Jacques’s voice dominated. She waited on the stairs and listened. She was wearing old clothes and had crossed the city with d’Aulon. There had been such enthusiasms for her this afternoon, when she’d left the cathedral, that she couldn’t have visited Jacques in her own person.
She could hear his voice. The childish wish came over her that she could have come in velvet and with her staff.
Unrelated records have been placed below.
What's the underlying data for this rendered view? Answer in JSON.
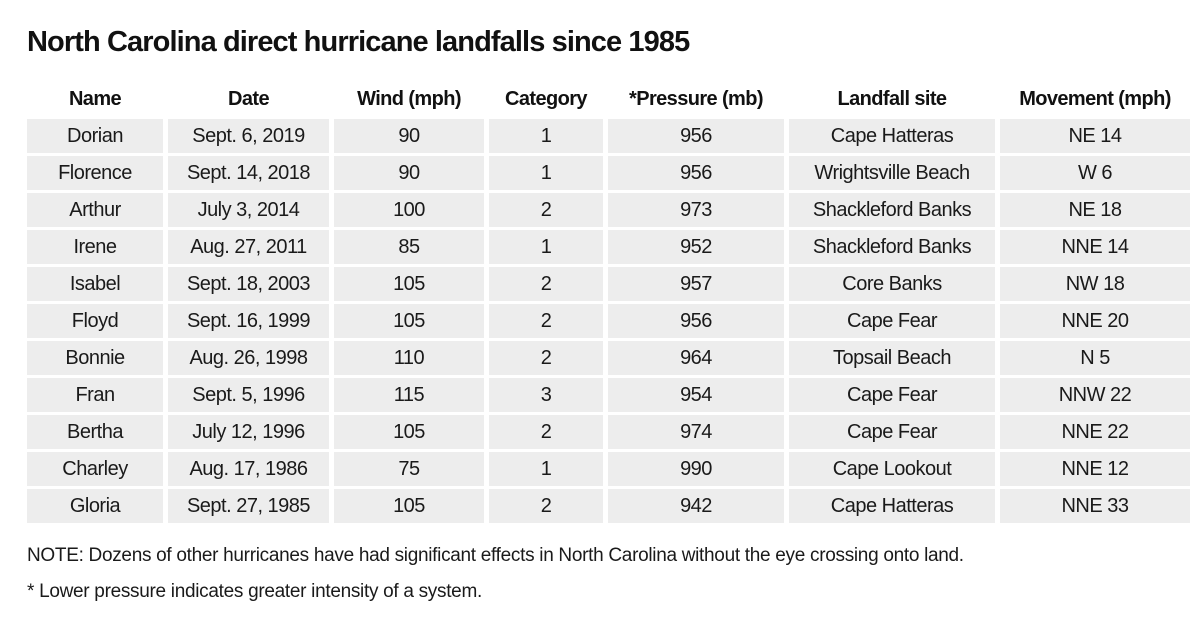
{
  "title": "North Carolina direct hurricane landfalls since 1985",
  "table": {
    "headers": [
      "Name",
      "Date",
      "Wind (mph)",
      "Category",
      "*Pressure (mb)",
      "Landfall site",
      "Movement (mph)"
    ],
    "rows": [
      [
        "Dorian",
        "Sept. 6, 2019",
        "90",
        "1",
        "956",
        "Cape Hatteras",
        "NE 14"
      ],
      [
        "Florence",
        "Sept. 14, 2018",
        "90",
        "1",
        "956",
        "Wrightsville Beach",
        "W 6"
      ],
      [
        "Arthur",
        "July 3, 2014",
        "100",
        "2",
        "973",
        "Shackleford Banks",
        "NE 18"
      ],
      [
        "Irene",
        "Aug. 27, 2011",
        "85",
        "1",
        "952",
        "Shackleford Banks",
        "NNE 14"
      ],
      [
        "Isabel",
        "Sept. 18, 2003",
        "105",
        "2",
        "957",
        "Core Banks",
        "NW 18"
      ],
      [
        "Floyd",
        "Sept. 16, 1999",
        "105",
        "2",
        "956",
        "Cape Fear",
        "NNE 20"
      ],
      [
        "Bonnie",
        "Aug. 26, 1998",
        "110",
        "2",
        "964",
        "Topsail Beach",
        "N 5"
      ],
      [
        "Fran",
        "Sept. 5, 1996",
        "115",
        "3",
        "954",
        "Cape Fear",
        "NNW 22"
      ],
      [
        "Bertha",
        "July 12, 1996",
        "105",
        "2",
        "974",
        "Cape Fear",
        "NNE 22"
      ],
      [
        "Charley",
        "Aug. 17, 1986",
        "75",
        "1",
        "990",
        "Cape Lookout",
        "NNE 12"
      ],
      [
        "Gloria",
        "Sept. 27, 1985",
        "105",
        "2",
        "942",
        "Cape Hatteras",
        "NNE 33"
      ]
    ]
  },
  "notes": {
    "note": "NOTE: Dozens of other hurricanes have had significant effects in North Carolina without the eye crossing onto land.",
    "footnote": "* Lower pressure indicates greater intensity of a system."
  },
  "colors": {
    "cell_background": "#ededed",
    "text": "#1a1a1a"
  }
}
Jacques: So a child gets born. You accept it, you start to love it. Everyone round you is a farmer or farmer’s wife and you take it for granted that the kid is going to grow up to be that. When you’re given one who’s not meant to be a farmer or a farmer’s wife, you don’t know it, no one tells you, you keep trying to force it. I mean, you think about your kids, gentlemen. Think if one of them wanted to do what my girl’s done. Would you let it? You’d call it an uppity bitch. I called her an uppity bitch. Jesus Christ, often …
She had heard the city council was paying his hôtel bill, she had expected him to be lording it and perhaps he had been lording it earlier. But she hadn’t expected to walk in on such insights. In her fear of Monday, it was a high gift to have Jacques returned to her and in this self-doubting cast of mind.
She stepped up onto the floor. She saw Jacques was wearing a good gown of claret-coloured fabric.
Jehanne: Papa Jacques.
He got up, dragging his chair a little with him. For a long time he said nothing.
Jacques: My little cow.
Jehanne: Oh Jesus.
They both stood shuddering but feared to embrace. His hand stroked her collar.
Jacques: Can’t they dress a good soldier better than that?
She saw her brother Jehan at the window in a very nice doublet, scarlet and yellow. He wasn’t the best dressed there.
Jehan: She doesn’t ask enough. She works without wages.